Sticks and Stones May Break My Bones... | Teen Ink

Sticks and Stones May Break My Bones...

February 25, 2008
By Anonymous

Sticks and Stones May Break My Bones...





Did you know that an estimated 30 percent of teens in the United States are involved in school bullying as either a bully or as a victim? Though it is said that teen bullying is more frequent among boys than it is among girls, this does not mean that bullying does not happen at all to girls. Boys are more prone to physical bullying by fighting each other. Girls are more apt to participate in a mental type of bullying. They tend to mess with a girls mind, talking about them behind their back, spreading rumors, or just being flat out mean.



Why do these teenage girls feel the need to make someone else’s life a living nightmare? Control, insecurities, the power to feel strong, these could all be possible reasons. Teenage girls are vicious. Yes a fist flying into your face can hurt you immensely, but so can words said untruthfully behind your back. Some people call it girls being girls, but it’s more than just that.

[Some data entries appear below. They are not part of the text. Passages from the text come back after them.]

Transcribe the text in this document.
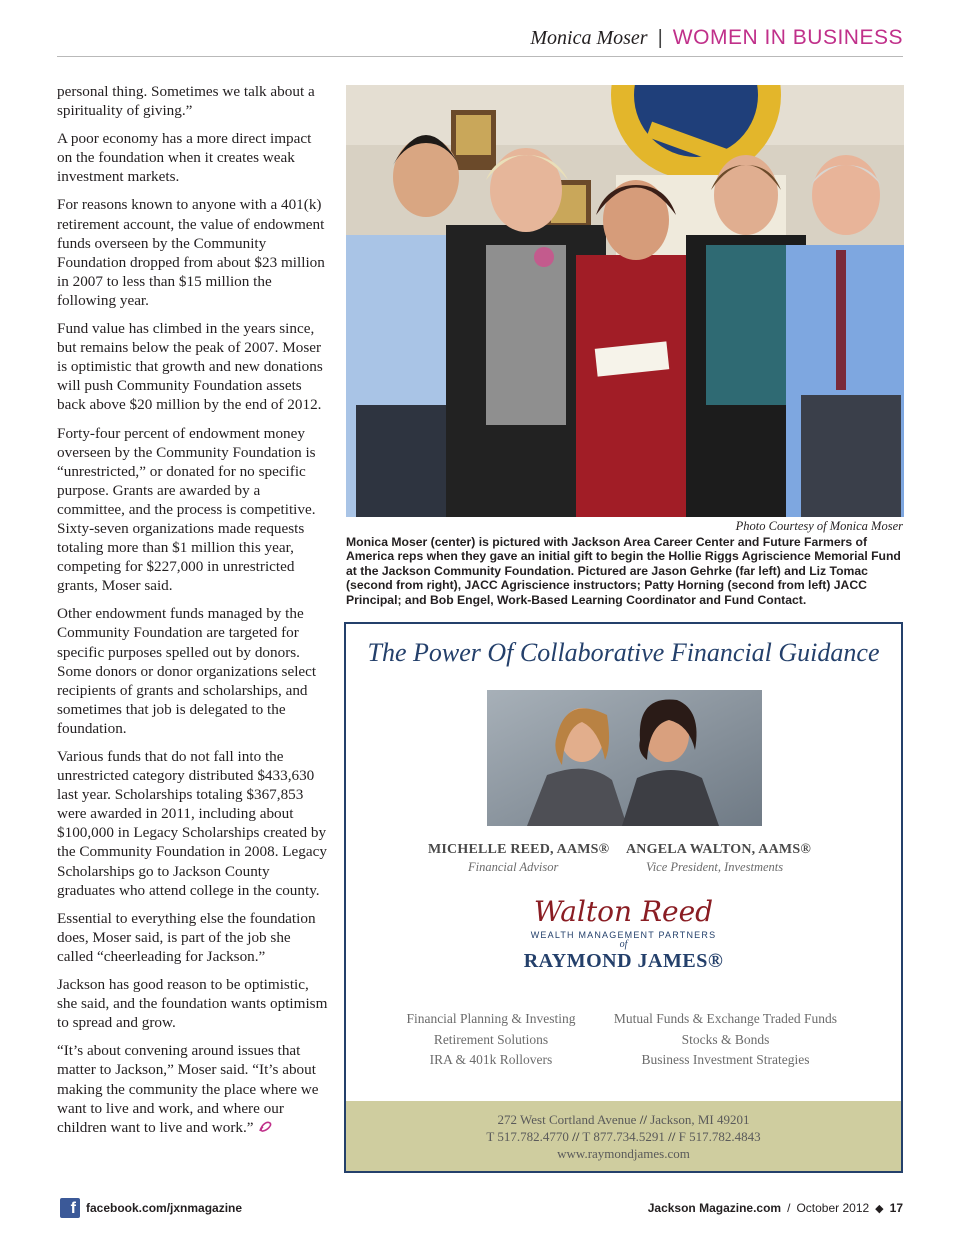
Monica Moser | WOMEN IN BUSINESS

personal thing. Sometimes we talk about a spirituality of giving.”

A poor economy has a more direct impact on the foundation when it creates weak investment markets.

For reasons known to anyone with a 401(k) retirement account, the value of endowment funds overseen by the Community Foundation dropped from about $23 million in 2007 to less than $15 million the following year.

Fund value has climbed in the years since, but remains below the peak of 2007. Moser is optimistic that growth and new donations will push Community Foundation assets back above $20 million by the end of 2012.

Forty-four percent of endowment money overseen by the Community Foundation is “unrestricted,” or donated for no specific purpose. Grants are awarded by a committee, and the process is competitive. Sixty-seven organizations made requests totaling more than $1 million this year, competing for $227,000 in unrestricted grants, Moser said.

Other endowment funds managed by the Community Foundation are targeted for specific purposes spelled out by donors. Some donors or donor organizations select recipients of grants and scholarships, and sometimes that job is delegated to the foundation.

Various funds that do not fall into the unrestricted category distributed $433,630 last year. Scholarships totaling $367,853 were awarded in 2011, including about $100,000 in Legacy Scholarships created by the Community Foundation in 2008. Legacy Scholarships go to Jackson County graduates who attend college in the county.

Essential to everything else the foundation does, Moser said, is part of the job she called “cheerleading for Jackson.”

Jackson has good reason to be optimistic, she said, and the foundation wants optimism to spread and grow.

“It’s about convening around issues that matter to Jackson,” Moser said. “It’s about making the community the place where we want to live and work, and where our children want to live and work.”

Photo Courtesy of Monica Moser
Monica Moser (center) is pictured with Jackson Area Career Center and Future Farmers of America reps when they gave an initial gift to begin the Hollie Riggs Agriscience Memorial Fund at the Jackson Community Foundation. Pictured are Jason Gehrke (far left) and Liz Tomac (second from right), JACC Agriscience instructors; Patty Horning (second from left) JACC Principal; and Bob Engel, Work-Based Learning Coordinator and Fund Contact.
The Power Of Collaborative Financial Guidance
MICHELLE REED, AAMS®
Financial Advisor
ANGELA WALTON, AAMS®
Vice President, Investments
Walton Reed
WEALTH MANAGEMENT PARTNERS
of
RAYMOND JAMES®
Financial Planning & Investing
Retirement Solutions
IRA & 401k Rollovers
Mutual Funds & Exchange Traded Funds
Stocks & Bonds
Business Investment Strategies
272 West Cortland Avenue // Jackson, MI 49201
T 517.782.4770 // T 877.734.5291 // F 517.782.4843
www.raymondjames.com
f facebook.com/jxnmagazine	Jackson Magazine.com / October 2012 ◆ 17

It’s bullying, whether you want to face the cold, hard facts or not. When you say bullying, you think of that big kid in elementary school trying to steal the tiny kid’s lunch money. Let stereotypes be stereotypes, but not all bullies are like that.



Bullying is more serious than people realize. Schools always try to stop bullying, say it’s okay to talk to someone, and to always tell someone if you are getting bullied. But sometimes for the person getting bullied it’s not always that easy. The person getting bullied already feels like a coward enough for not sticking up for themselves and then to go tell an adult makes them feel even more like a coward. There are most likely more bullies in your school than you realize. The person sitting next to you could be getting bullied in a mild form, and you just don’t know about it, mostly because they won’t tell anyone. They think they can handle it themselves, but the truth is no one can handle a bully by themselves.



There are long term effects of bullying in the person being the bully, and the person being bullied. The bully could head for trouble later in life, being a naturally violent and or abusive person. The person being bullied could face serious emotional damage from their adolescence past. They could carry serious baggage throughout their entire life just because of an incident with a bully. Bullying can make you feel scared and insecure during the phase of bullying and even afterward. Bullying isn’t something that should just be overlooked as something that teens go through in their life; it’s a serious problem that millions of adolescents go through everyday. It needs to be stopped, but victims of bullying aren’t going to speak up. They live in fear that anything they say or do will make their bully hurt them even worse.



So look to your right and to your left and think to yourself how one of those people could be getting bullied or could be a bully. Think how you can either stop them or help them. Reach out to those in need, because they need all the help they can get. They can’t just live in fear forever.